You could walk through the food stalls of Ankara and seeing the rise in prices for all produce, know that what was being grown was not for eating in Turkey. You then checked the agricultural exports from Turkey and, seeing no rise, you knew their farmers were not exporting grains or fruits.

Thus, even if the narcotics outlets hadn't leaked the word about the big one, the United States government would still have known about it.

"At last, they've made the big mistake," said the assistant attorney general.

And as the Central Intelligence Agency kept its nose to the periphery of the big shipments from Turkey to Marseilles where gummy, dark-coloured commercial opium was distilled into refined, white powder, the State Department pressured Elysee Palace to keep its police away.

"Yes, the United States understood France's desire to free itself of the stigma of being a clearing house for heroin.

"Yes, the United States understood that such a big arrest would vindicate France.

"However, did France understand that this was a singular opportunity to deal a severe blow to the traffickers in the United States; that the big one had to go somewhere, and that at that somewhere must be the top people, whose arrests would cripple the flow of illegal narcotics, not only in the United States and not only in France, but all around the world?

"And, of course, if France persisted in its plan to make arrests at the Marseilles heroin factories, it might be necessary for the United States to send a public note of protest to France condemning it for interfering with a United States plan to deal a mortal blow to international drug traffic. The international press might even hear a rumour that France seized the heroin to protect United States distributors,

"Wouldn't it be so much simpler if France were publicly lauded for its fine cooperation in the big arrest?

"France is always willing to cooperate? Of course. Allies again and forever."

So the trap was set, good and tight and big, and on that hot muggy morning at Pier 27 in Hudson, New Jersey, the trap was ready to be sprung.

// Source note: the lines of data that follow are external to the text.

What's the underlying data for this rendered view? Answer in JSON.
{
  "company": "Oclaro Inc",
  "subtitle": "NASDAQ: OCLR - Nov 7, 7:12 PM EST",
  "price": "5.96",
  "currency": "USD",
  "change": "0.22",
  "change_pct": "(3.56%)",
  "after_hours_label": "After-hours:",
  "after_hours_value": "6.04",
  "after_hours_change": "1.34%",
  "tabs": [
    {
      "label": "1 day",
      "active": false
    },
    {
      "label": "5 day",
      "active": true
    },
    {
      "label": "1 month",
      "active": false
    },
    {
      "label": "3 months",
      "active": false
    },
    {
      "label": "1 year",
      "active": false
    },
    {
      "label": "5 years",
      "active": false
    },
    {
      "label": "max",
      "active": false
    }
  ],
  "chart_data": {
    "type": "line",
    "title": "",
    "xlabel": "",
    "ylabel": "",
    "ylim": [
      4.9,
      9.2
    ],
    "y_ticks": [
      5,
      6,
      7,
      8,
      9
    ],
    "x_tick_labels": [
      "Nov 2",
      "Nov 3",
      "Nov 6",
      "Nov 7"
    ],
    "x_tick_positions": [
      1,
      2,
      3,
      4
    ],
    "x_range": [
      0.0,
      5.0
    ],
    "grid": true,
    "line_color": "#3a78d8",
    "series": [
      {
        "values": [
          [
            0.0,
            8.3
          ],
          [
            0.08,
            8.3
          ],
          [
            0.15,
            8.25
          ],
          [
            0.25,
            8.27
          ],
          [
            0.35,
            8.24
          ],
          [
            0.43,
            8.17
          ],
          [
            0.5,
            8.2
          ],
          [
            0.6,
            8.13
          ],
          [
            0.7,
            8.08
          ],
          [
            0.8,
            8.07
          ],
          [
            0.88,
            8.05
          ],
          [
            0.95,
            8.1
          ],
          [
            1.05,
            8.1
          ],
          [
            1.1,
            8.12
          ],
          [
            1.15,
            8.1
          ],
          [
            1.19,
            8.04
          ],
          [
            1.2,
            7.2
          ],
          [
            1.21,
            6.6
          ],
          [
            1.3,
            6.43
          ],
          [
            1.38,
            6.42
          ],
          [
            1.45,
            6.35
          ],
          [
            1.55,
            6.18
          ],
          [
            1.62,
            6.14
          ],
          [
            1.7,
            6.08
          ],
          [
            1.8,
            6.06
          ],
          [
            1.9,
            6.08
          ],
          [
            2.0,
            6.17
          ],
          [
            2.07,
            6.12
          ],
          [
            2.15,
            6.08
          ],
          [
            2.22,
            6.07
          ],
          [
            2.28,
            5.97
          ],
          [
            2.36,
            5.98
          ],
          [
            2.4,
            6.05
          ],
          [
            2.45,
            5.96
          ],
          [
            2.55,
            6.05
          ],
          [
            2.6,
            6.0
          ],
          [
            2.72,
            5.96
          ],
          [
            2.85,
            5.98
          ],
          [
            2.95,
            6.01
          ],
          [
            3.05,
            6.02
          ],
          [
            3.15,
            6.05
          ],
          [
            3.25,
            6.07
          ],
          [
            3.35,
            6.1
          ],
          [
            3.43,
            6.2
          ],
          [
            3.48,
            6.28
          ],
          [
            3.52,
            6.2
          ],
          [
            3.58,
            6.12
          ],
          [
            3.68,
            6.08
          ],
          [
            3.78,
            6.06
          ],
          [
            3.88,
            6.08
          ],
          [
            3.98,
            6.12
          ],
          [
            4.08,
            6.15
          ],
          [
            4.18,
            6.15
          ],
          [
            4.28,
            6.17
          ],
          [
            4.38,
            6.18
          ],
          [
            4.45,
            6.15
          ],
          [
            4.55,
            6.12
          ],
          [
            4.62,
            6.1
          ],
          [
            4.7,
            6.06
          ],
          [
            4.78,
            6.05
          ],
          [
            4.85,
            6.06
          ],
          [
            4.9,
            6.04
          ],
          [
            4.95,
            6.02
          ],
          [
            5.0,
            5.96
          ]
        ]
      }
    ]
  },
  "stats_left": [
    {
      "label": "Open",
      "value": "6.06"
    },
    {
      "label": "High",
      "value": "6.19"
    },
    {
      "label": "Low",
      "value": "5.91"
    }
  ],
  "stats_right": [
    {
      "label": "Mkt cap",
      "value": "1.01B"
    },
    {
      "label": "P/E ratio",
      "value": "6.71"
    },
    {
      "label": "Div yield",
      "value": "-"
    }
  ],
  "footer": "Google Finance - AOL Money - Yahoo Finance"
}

Inspector Vincent Fabia said the special prayer he had been saying since the spring. "God, let me have this one. I'll never ask for another. This one. Let me have this one."

He waved to the private guard at the gate and eased his green truck with the wooden window flaps and the yellow painted sign saying "Vinnie's Hots-Best Dogs on the Pier," over to the guard who held out his hand as if to shake. Vinnie reached down out of the cab and grasped the outstretched hand with his left. The guard smiled and waved him through. It was a five-dollar smile, the amount of the rolled up bill Vincent Fabia had passed with his left hand and had been passing every day, with few exceptions, for the last three weeks.

It was the small "vig" that was the rule of life in Hudson, New Jersey. A guard at the gate, a shop steward here, an assistant sanitation inspector there, all of whose friendship was necessary if you sold hot dogs from an open truck. And of course, if you sold hot dogs from a truck, you didn't always have the money to pay and you'd plead short every so often, promising to double up the next time.

Occasionally, Vincent Fabia would smile at the thought of his selling hot dogs, just as his father did; just as his father paid off to earn his living in Boston by giving money to the Irish cops who would call him a guinea and take his money and free hot dogs and free cigarettes. All the old man's money was going to put his son, Vincent Fabia, through Fordham. Vincent Fabia, who did not become a doctor or a lawyer or an accountant or a professor, but a cop who was a cop who, when he heard the Italian names linked to organized crime, would squirm in his stomach and vow that one day he would make the big bust with his name right out there, giving the world both vowels at the end of it.